Activity (lower, light green trace), EE (blue trace) and RQ (respiratory quotient, an indicator of metabolic substrate; upper, dark green trace) of a C57BL/6 J mouse, body mass 25.8 g, 23 °C. A metabolic phenotyping system with a chamber time constant of ~4 min and a cycle time of ~2.5 min was used (Promethion data). See text for more details.

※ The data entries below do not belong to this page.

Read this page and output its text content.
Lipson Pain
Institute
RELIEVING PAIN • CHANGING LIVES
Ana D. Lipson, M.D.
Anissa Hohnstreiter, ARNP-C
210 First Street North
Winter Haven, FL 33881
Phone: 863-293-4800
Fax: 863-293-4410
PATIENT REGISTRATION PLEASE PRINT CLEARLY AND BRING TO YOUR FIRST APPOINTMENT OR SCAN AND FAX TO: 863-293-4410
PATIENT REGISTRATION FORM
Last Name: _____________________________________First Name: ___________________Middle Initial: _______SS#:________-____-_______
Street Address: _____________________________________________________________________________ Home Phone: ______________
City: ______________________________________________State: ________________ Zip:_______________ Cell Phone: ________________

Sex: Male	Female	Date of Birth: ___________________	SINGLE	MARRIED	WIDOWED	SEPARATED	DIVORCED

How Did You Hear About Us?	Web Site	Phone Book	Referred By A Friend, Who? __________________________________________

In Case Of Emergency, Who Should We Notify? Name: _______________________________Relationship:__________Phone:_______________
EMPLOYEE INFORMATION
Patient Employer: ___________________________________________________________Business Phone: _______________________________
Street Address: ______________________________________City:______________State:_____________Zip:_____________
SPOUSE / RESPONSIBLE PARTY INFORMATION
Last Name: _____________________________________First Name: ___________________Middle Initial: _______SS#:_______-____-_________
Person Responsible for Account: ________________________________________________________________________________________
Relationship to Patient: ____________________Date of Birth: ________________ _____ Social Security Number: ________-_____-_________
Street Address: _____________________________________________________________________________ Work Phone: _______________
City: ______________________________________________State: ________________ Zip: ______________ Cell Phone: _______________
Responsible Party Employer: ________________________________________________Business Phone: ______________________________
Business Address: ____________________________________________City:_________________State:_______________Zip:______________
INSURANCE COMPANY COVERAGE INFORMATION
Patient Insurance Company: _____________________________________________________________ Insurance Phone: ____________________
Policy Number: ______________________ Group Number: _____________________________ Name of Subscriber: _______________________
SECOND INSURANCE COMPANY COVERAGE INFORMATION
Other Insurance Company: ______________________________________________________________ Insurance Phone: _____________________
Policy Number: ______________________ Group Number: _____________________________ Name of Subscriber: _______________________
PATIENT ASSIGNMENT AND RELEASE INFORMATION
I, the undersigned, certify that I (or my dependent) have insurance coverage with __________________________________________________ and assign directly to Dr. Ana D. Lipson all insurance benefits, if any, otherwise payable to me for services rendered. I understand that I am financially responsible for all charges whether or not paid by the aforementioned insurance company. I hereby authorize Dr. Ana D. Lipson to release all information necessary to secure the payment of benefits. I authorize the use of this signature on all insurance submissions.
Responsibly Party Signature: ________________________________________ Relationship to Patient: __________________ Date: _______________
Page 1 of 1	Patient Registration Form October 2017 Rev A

It will be noted from Figure 3 that each bout of activity, particularly in the photophase, yields a cleanly separated peak of EE. By analyzing data from a similar recording with equivalent temporal resolution from a mouse housed in a chamber with a running wheel, it is possible to separate each bout of wheel running and its corresponding EE signature. By integrating the running speed in m/s against time in seconds to yield meters run for each bout, and by integrating the resulting EE in J/s against time in seconds to yield J, performing a linear regression of EE and distance run yields the cost of transport of the mouse as the slope of this relation (Figure 4). These data were generated voluntarily by an unrestrained, unshocked mouse without requiring a treadmill, and are in excellent accord with literature values (Figure 2 in Vance Tucker’s classic cost of transport review23). This approach requires an ambiguous separation of EE events corresponding to each locomotion bout, and is thus not feasible with traditional metabolic phenotyping approaches.

Figure 4
figure 4

Integrated EE (y axis) versus meters traveled in pedestrian locomotion on a running wheel (x axis) for several bouts of wheel running for a C57BL/6 J mouse, mass 23.1 g. The slope of the line corresponds to the cost of transport of the mouse in units of J/m. Note that the mouse was unrestrained and running voluntarily; see text for details.

Many other applications for high temporal resolution in metabolic phenotyping exist, including detailed investigation of non-activity thermogenesis, the kinetics of drug reactions, quantification of the thermic effect of food and ‘luxus consumption’, the role of activity in overall EE, and a host of others. This mini review of metabolic measurement methodology hardly scratches the surface of this complex and controversial field. If it raises some awareness of the limitations inherent in metabolic measurement, and points the way to resolving some of these limitations, it will have achieved its goal.